No voy a tener la desfachatez de engañar a quien vive conmigo, pero sí la tengo al engañarme a mí cuando digo que ya no te pienso, o que ya no te siento. No fantaseo con cuentos de hadas y de volvernos a encontrar, pero sí que pienso a menudo qué fue lo que hicimos para siempre encontrarnos. Sí que pienso que la distancia que he puesto en múltiples ocasiones entre nosotros nos queda corta y, sobre todo, sí que pienso en cuál será la respuesta a “¿por qué siempre siempre decidimos volver?”.
Tóxicos no fuimos, nunca hubo gritos, faltas de respeto ni mucho menos violencia, pero no sé que tan sano sea el siempre volver a ti y tú a mí.

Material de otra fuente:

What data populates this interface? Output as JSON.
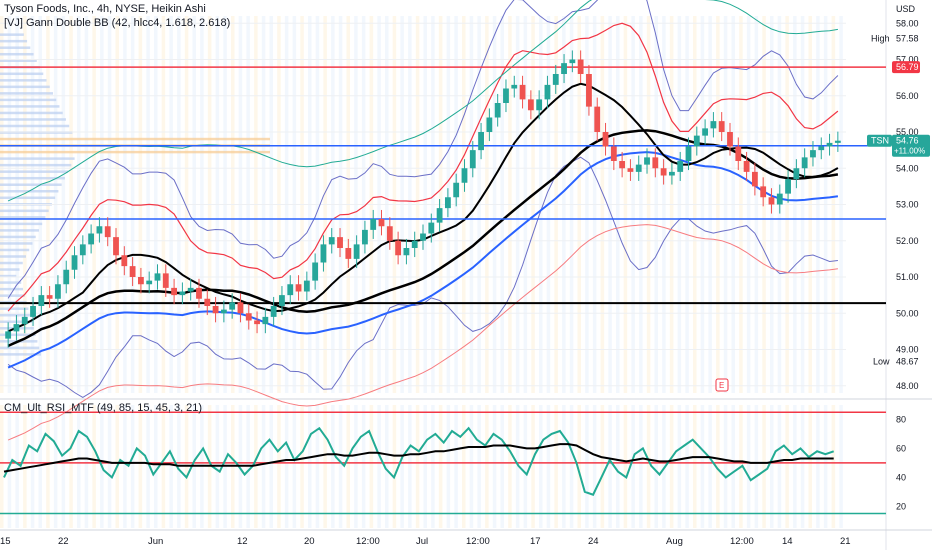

Me carcome la duda de lo que fuimos, pues la gente también nos ve pausar y seguir y pausar y seguir y se unen a nosotros como si el tiempo jamás hubiera seguido su curso.
Me invaden por las noches pesadillas al pensar que, tal vez, esta no fue una pausa si no un final real, pero muy en el interior me rehúso a creerlo. Aunque de algo sí estoy segura: solo nosotros hemos sido capaces de pausar al destino.